Republican strategists are warning that Donald Trump's blunt talk and hard line on immigration – and its echoes in other GOP presidential candidates – could risk alienating Hispanic voters in 2016.
"If Republicans want to be competitive in the general election, they have to distance themselves from Trump on both illegal and legal immigration," Alfonso Aguilar, a former official in George W. Bush’s administration and executive director of the conservative American Principles Project’s Latino Partnership, tells
The New York Times.
"His proposal on birthright citizenship is very insulting to Latinos, and every day, this is the top story on Spanish language media. Right now, if the other candidates don’t respond to Trump, Latinos will buy the argument that Republicans agree with him."
But some candidates are taking similar positions to Trump, including Wisconsin Gov. Scott Walker, who also has called for
an end to automatic citizenship for the American-born children of illegal immigrants, and for a repeal of constitutional language dating from the Civil War era.

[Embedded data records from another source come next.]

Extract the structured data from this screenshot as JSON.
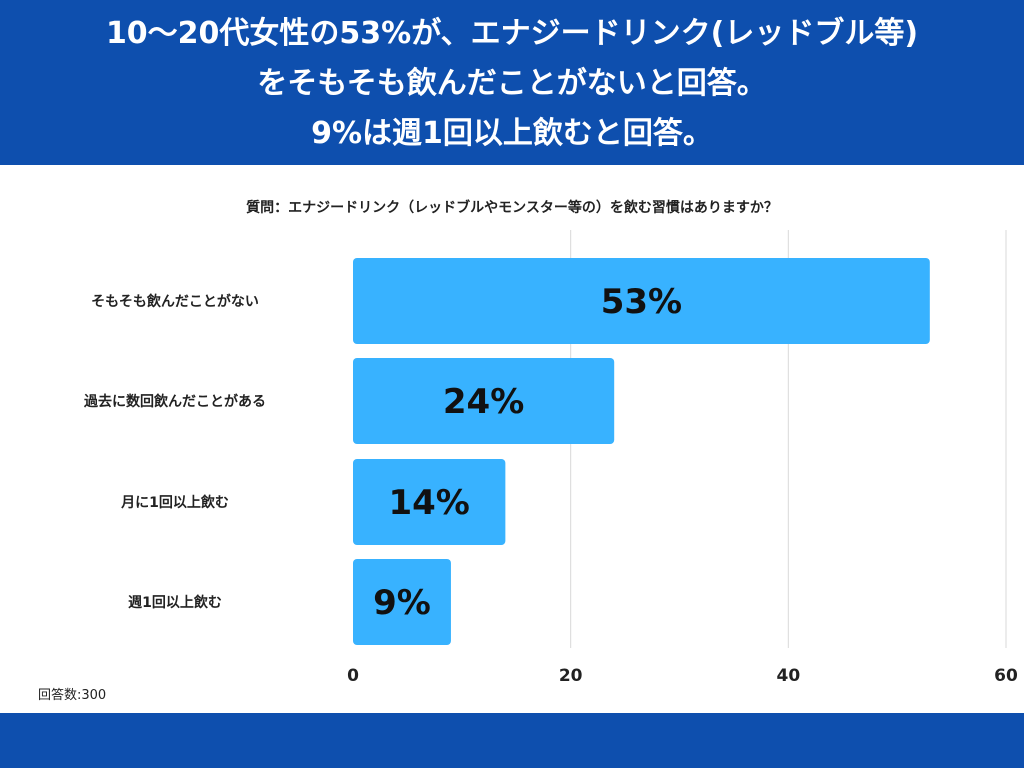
{
  "header": {
    "lines": [
      "10〜20代女性の53%が、エナジードリンク(レッドブル等)",
      "をそもそも飲んだことがないと回答。",
      "9%は週1回以上飲むと回答。"
    ]
  },
  "question": "質問：エナジードリンク（レッドブルやモンスター等の）を飲む習慣はありますか？",
  "chart_data": {
    "type": "bar",
    "orientation": "horizontal",
    "categories": [
      "そもそも飲んだことがない",
      "過去に数回飲んだことがある",
      "月に1回以上飲む",
      "週1回以上飲む"
    ],
    "values": [
      53,
      24,
      14,
      9
    ],
    "data_labels": [
      "53%",
      "24%",
      "14%",
      "9%"
    ],
    "xlim": [
      0,
      60
    ],
    "xticks": [
      0,
      20,
      40,
      60
    ],
    "xtick_labels": [
      "0",
      "20",
      "40",
      "60"
    ],
    "grid": true,
    "bar_color": "#38b2ff",
    "title": "",
    "xlabel": "",
    "ylabel": ""
  },
  "footer": {
    "respondents": "回答数:300"
  },
  "colors": {
    "brand_blue": "#0e4fae",
    "bar": "#38b2ff",
    "grid": "#d9d9d9"
  }
}
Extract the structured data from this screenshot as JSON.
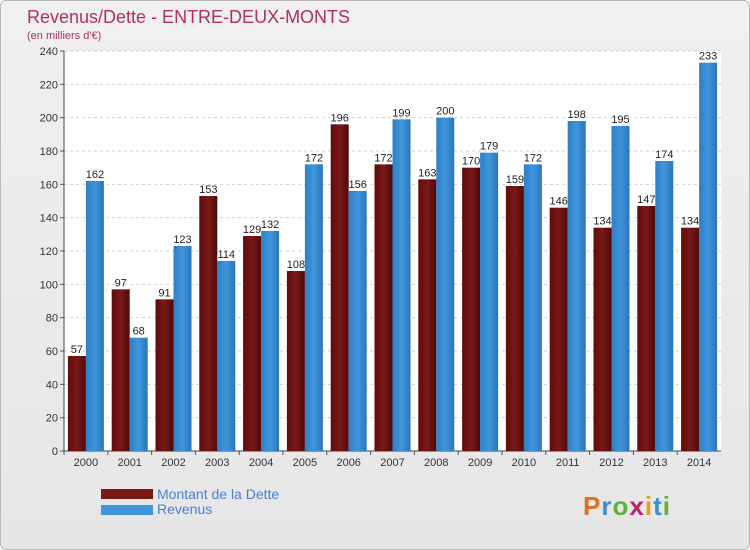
{
  "title": "Revenus/Dette - ENTRE-DEUX-MONTS",
  "subtitle": "(en milliers d'€)",
  "logo": {
    "letters": [
      "P",
      "r",
      "o",
      "x",
      "i",
      "t",
      "i"
    ],
    "colors": [
      "#e07020",
      "#3a8fd0",
      "#60b040",
      "#c02060",
      "#e0a020",
      "#3a8fd0",
      "#60b040"
    ]
  },
  "colors": {
    "dette": "#7a1818",
    "revenus": "#3f95dc",
    "title": "#b03060"
  },
  "chart_data": {
    "type": "bar",
    "categories": [
      "2000",
      "2001",
      "2002",
      "2003",
      "2004",
      "2005",
      "2006",
      "2007",
      "2008",
      "2009",
      "2010",
      "2011",
      "2012",
      "2013",
      "2014"
    ],
    "series": [
      {
        "name": "Montant de la Dette",
        "values": [
          57,
          97,
          91,
          153,
          129,
          108,
          196,
          172,
          163,
          170,
          159,
          146,
          134,
          147,
          134
        ]
      },
      {
        "name": "Revenus",
        "values": [
          162,
          68,
          123,
          114,
          132,
          172,
          156,
          199,
          200,
          179,
          172,
          198,
          195,
          174,
          233
        ]
      }
    ],
    "ylim": [
      0,
      240
    ],
    "yticks": [
      0,
      20,
      40,
      60,
      80,
      100,
      120,
      140,
      160,
      180,
      200,
      220,
      240
    ],
    "grid": true,
    "legend": "bottom-left"
  }
}
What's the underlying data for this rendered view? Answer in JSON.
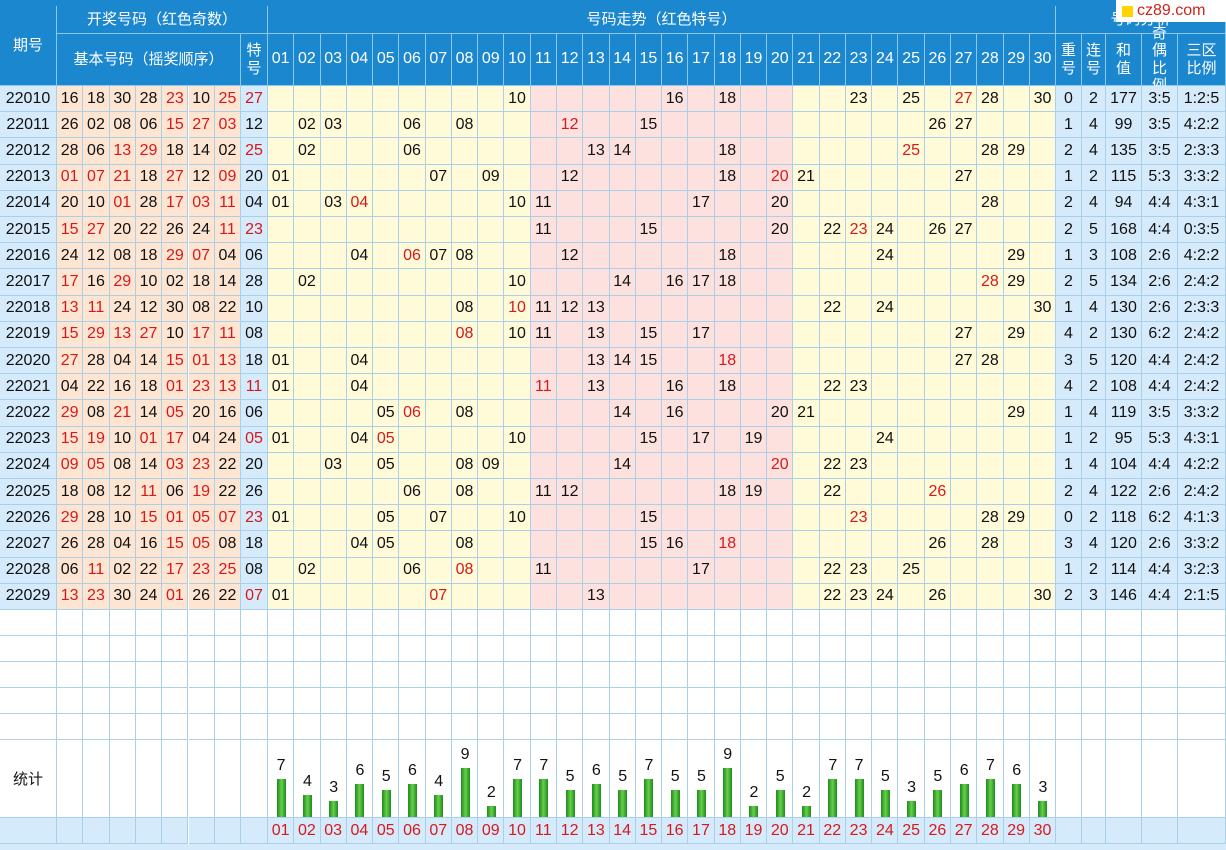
{
  "logo": "cz89.com",
  "headers": {
    "period": "期号",
    "draw": "开奖号码（红色奇数）",
    "basic": "基本号码（摇奖顺序）",
    "special": "特号",
    "trend": "号码走势（红色特号）",
    "analysis": "号码分析",
    "repeat": "重号",
    "consec": "连号",
    "sum": "和值",
    "oddeven": "奇偶比例",
    "zone": "三区比例"
  },
  "trend_cols": [
    "01",
    "02",
    "03",
    "04",
    "05",
    "06",
    "07",
    "08",
    "09",
    "10",
    "11",
    "12",
    "13",
    "14",
    "15",
    "16",
    "17",
    "18",
    "19",
    "20",
    "21",
    "22",
    "23",
    "24",
    "25",
    "26",
    "27",
    "28",
    "29",
    "30"
  ],
  "rows": [
    {
      "period": "22010",
      "basic": [
        "16",
        "18",
        "30",
        "28",
        "23",
        "10",
        "25"
      ],
      "special": "27",
      "trend": [
        "10",
        "16",
        "18",
        "23",
        "25",
        "27",
        "28",
        "30"
      ],
      "repeat": "0",
      "consec": "2",
      "sum": "177",
      "oddeven": "3:5",
      "zone": "1:2:5"
    },
    {
      "period": "22011",
      "basic": [
        "26",
        "02",
        "08",
        "06",
        "15",
        "27",
        "03"
      ],
      "special": "12",
      "trend": [
        "02",
        "03",
        "06",
        "08",
        "12",
        "15",
        "26",
        "27"
      ],
      "repeat": "1",
      "consec": "4",
      "sum": "99",
      "oddeven": "3:5",
      "zone": "4:2:2"
    },
    {
      "period": "22012",
      "basic": [
        "28",
        "06",
        "13",
        "29",
        "18",
        "14",
        "02"
      ],
      "special": "25",
      "trend": [
        "02",
        "06",
        "13",
        "14",
        "18",
        "25",
        "28",
        "29"
      ],
      "repeat": "2",
      "consec": "4",
      "sum": "135",
      "oddeven": "3:5",
      "zone": "2:3:3"
    },
    {
      "period": "22013",
      "basic": [
        "01",
        "07",
        "21",
        "18",
        "27",
        "12",
        "09"
      ],
      "special": "20",
      "trend": [
        "01",
        "07",
        "09",
        "12",
        "18",
        "20",
        "21",
        "27"
      ],
      "repeat": "1",
      "consec": "2",
      "sum": "115",
      "oddeven": "5:3",
      "zone": "3:3:2"
    },
    {
      "period": "22014",
      "basic": [
        "20",
        "10",
        "01",
        "28",
        "17",
        "03",
        "11"
      ],
      "special": "04",
      "trend": [
        "01",
        "03",
        "04",
        "10",
        "11",
        "17",
        "20",
        "28"
      ],
      "repeat": "2",
      "consec": "4",
      "sum": "94",
      "oddeven": "4:4",
      "zone": "4:3:1"
    },
    {
      "period": "22015",
      "basic": [
        "15",
        "27",
        "20",
        "22",
        "26",
        "24",
        "11"
      ],
      "special": "23",
      "trend": [
        "11",
        "15",
        "20",
        "22",
        "23",
        "24",
        "26",
        "27"
      ],
      "repeat": "2",
      "consec": "5",
      "sum": "168",
      "oddeven": "4:4",
      "zone": "0:3:5"
    },
    {
      "period": "22016",
      "basic": [
        "24",
        "12",
        "08",
        "18",
        "29",
        "07",
        "04"
      ],
      "special": "06",
      "trend": [
        "04",
        "06",
        "07",
        "08",
        "12",
        "18",
        "24",
        "29"
      ],
      "repeat": "1",
      "consec": "3",
      "sum": "108",
      "oddeven": "2:6",
      "zone": "4:2:2"
    },
    {
      "period": "22017",
      "basic": [
        "17",
        "16",
        "29",
        "10",
        "02",
        "18",
        "14"
      ],
      "special": "28",
      "trend": [
        "02",
        "10",
        "14",
        "16",
        "17",
        "18",
        "28",
        "29"
      ],
      "repeat": "2",
      "consec": "5",
      "sum": "134",
      "oddeven": "2:6",
      "zone": "2:4:2"
    },
    {
      "period": "22018",
      "basic": [
        "13",
        "11",
        "24",
        "12",
        "30",
        "08",
        "22"
      ],
      "special": "10",
      "trend": [
        "08",
        "10",
        "11",
        "12",
        "13",
        "22",
        "24",
        "30"
      ],
      "repeat": "1",
      "consec": "4",
      "sum": "130",
      "oddeven": "2:6",
      "zone": "2:3:3"
    },
    {
      "period": "22019",
      "basic": [
        "15",
        "29",
        "13",
        "27",
        "10",
        "17",
        "11"
      ],
      "special": "08",
      "trend": [
        "08",
        "10",
        "11",
        "13",
        "15",
        "17",
        "27",
        "29"
      ],
      "repeat": "4",
      "consec": "2",
      "sum": "130",
      "oddeven": "6:2",
      "zone": "2:4:2"
    },
    {
      "period": "22020",
      "basic": [
        "27",
        "28",
        "04",
        "14",
        "15",
        "01",
        "13"
      ],
      "special": "18",
      "trend": [
        "01",
        "04",
        "13",
        "14",
        "15",
        "18",
        "27",
        "28"
      ],
      "repeat": "3",
      "consec": "5",
      "sum": "120",
      "oddeven": "4:4",
      "zone": "2:4:2"
    },
    {
      "period": "22021",
      "basic": [
        "04",
        "22",
        "16",
        "18",
        "01",
        "23",
        "13"
      ],
      "special": "11",
      "trend": [
        "01",
        "04",
        "11",
        "13",
        "16",
        "18",
        "22",
        "23"
      ],
      "repeat": "4",
      "consec": "2",
      "sum": "108",
      "oddeven": "4:4",
      "zone": "2:4:2"
    },
    {
      "period": "22022",
      "basic": [
        "29",
        "08",
        "21",
        "14",
        "05",
        "20",
        "16"
      ],
      "special": "06",
      "trend": [
        "05",
        "06",
        "08",
        "14",
        "16",
        "20",
        "21",
        "29"
      ],
      "repeat": "1",
      "consec": "4",
      "sum": "119",
      "oddeven": "3:5",
      "zone": "3:3:2"
    },
    {
      "period": "22023",
      "basic": [
        "15",
        "19",
        "10",
        "01",
        "17",
        "04",
        "24"
      ],
      "special": "05",
      "trend": [
        "01",
        "04",
        "05",
        "10",
        "15",
        "17",
        "19",
        "24"
      ],
      "repeat": "1",
      "consec": "2",
      "sum": "95",
      "oddeven": "5:3",
      "zone": "4:3:1"
    },
    {
      "period": "22024",
      "basic": [
        "09",
        "05",
        "08",
        "14",
        "03",
        "23",
        "22"
      ],
      "special": "20",
      "trend": [
        "03",
        "05",
        "08",
        "09",
        "14",
        "20",
        "22",
        "23"
      ],
      "repeat": "1",
      "consec": "4",
      "sum": "104",
      "oddeven": "4:4",
      "zone": "4:2:2"
    },
    {
      "period": "22025",
      "basic": [
        "18",
        "08",
        "12",
        "11",
        "06",
        "19",
        "22"
      ],
      "special": "26",
      "trend": [
        "06",
        "08",
        "11",
        "12",
        "18",
        "19",
        "22",
        "26"
      ],
      "repeat": "2",
      "consec": "4",
      "sum": "122",
      "oddeven": "2:6",
      "zone": "2:4:2"
    },
    {
      "period": "22026",
      "basic": [
        "29",
        "28",
        "10",
        "15",
        "01",
        "05",
        "07"
      ],
      "special": "23",
      "trend": [
        "01",
        "05",
        "07",
        "10",
        "15",
        "23",
        "28",
        "29"
      ],
      "repeat": "0",
      "consec": "2",
      "sum": "118",
      "oddeven": "6:2",
      "zone": "4:1:3"
    },
    {
      "period": "22027",
      "basic": [
        "26",
        "28",
        "04",
        "16",
        "15",
        "05",
        "08"
      ],
      "special": "18",
      "trend": [
        "04",
        "05",
        "08",
        "15",
        "16",
        "18",
        "26",
        "28"
      ],
      "repeat": "3",
      "consec": "4",
      "sum": "120",
      "oddeven": "2:6",
      "zone": "3:3:2"
    },
    {
      "period": "22028",
      "basic": [
        "06",
        "11",
        "02",
        "22",
        "17",
        "23",
        "25"
      ],
      "special": "08",
      "trend": [
        "02",
        "06",
        "08",
        "11",
        "17",
        "22",
        "23",
        "25"
      ],
      "repeat": "1",
      "consec": "2",
      "sum": "114",
      "oddeven": "4:4",
      "zone": "3:2:3"
    },
    {
      "period": "22029",
      "basic": [
        "13",
        "23",
        "30",
        "24",
        "01",
        "26",
        "22"
      ],
      "special": "07",
      "trend": [
        "01",
        "07",
        "13",
        "22",
        "23",
        "24",
        "26",
        "30"
      ],
      "repeat": "2",
      "consec": "3",
      "sum": "146",
      "oddeven": "4:4",
      "zone": "2:1:5"
    }
  ],
  "stats_label": "统计",
  "chart_data": {
    "type": "bar",
    "categories": [
      "01",
      "02",
      "03",
      "04",
      "05",
      "06",
      "07",
      "08",
      "09",
      "10",
      "11",
      "12",
      "13",
      "14",
      "15",
      "16",
      "17",
      "18",
      "19",
      "20",
      "21",
      "22",
      "23",
      "24",
      "25",
      "26",
      "27",
      "28",
      "29",
      "30"
    ],
    "values": [
      7,
      4,
      3,
      6,
      5,
      6,
      4,
      9,
      2,
      7,
      7,
      5,
      6,
      5,
      7,
      5,
      5,
      9,
      2,
      5,
      2,
      7,
      7,
      5,
      3,
      5,
      6,
      7,
      6,
      3
    ],
    "title": "",
    "xlabel": "",
    "ylabel": ""
  },
  "colors": {
    "header": "#1b87cf",
    "yellow": "#fffbd9",
    "pink": "#fde1de",
    "blue": "#d5eafa",
    "red": "#d7191c",
    "bar": "#3fae2e"
  }
}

Trump's call for mass deportations also has found support in the GOP presidential field, The Times reports.
Texas Sen. Ted Cruz
introduced a bill last month in the wake of the July shooting death of a San Francisco woman by an illegal immigrant – a case
Trump spoke forcefully about on the stump.
And Louisiana Gov. Bobby Jindal
wants mayors arrested as accomplices in sanctuary cities — where local law enforcement officials decline to cooperate in federal deportations — when illegal immigrants commit felonies.
The attempt to win over Latinos was a problem in 2012, The Times reports, but could be a lot worse next year, when the population of Latinos eligible to vote is expected to increase by 18 percent to about 28 million people.
Still, the immigration hardline positions are giving some of Trump's GOP rivals ammunition to define their opposition, The Times reports, including South Carolina Sen. Lindsey Graham, who on Monday called the real estate billionaire's immigration plan "gibberish."
"You’re not going to get 11 million people and drive them back out of this country," he said, The Times reports. "That’s just not practical. That’s going to kill the Republican Party."
Rep. Steve King of Iowa tells The Times, however, that Trump's tough talk on immigration won't hurt the party.
"They often say anytime you don’t pander to Hispanics, you cost Republican votes," he tells The Times. "I think Trump gets stronger with this position that says enforce our immigration laws."
But Ryan Call, a former chairman of the Colorado Republican Party, says Republican candidates like
Sen. Cory Gardner won election in the state in 2014 by opening a "meaningful dialogue" with Hispanic voters, The Times reports.
"Trump’s plan and rhetoric takes us in exactly the opposite direction and will undermine much of the progress we have made in reaching out to the growing population of Hispanics and immigrants in Colorado and in other battleground states," he tells The Times.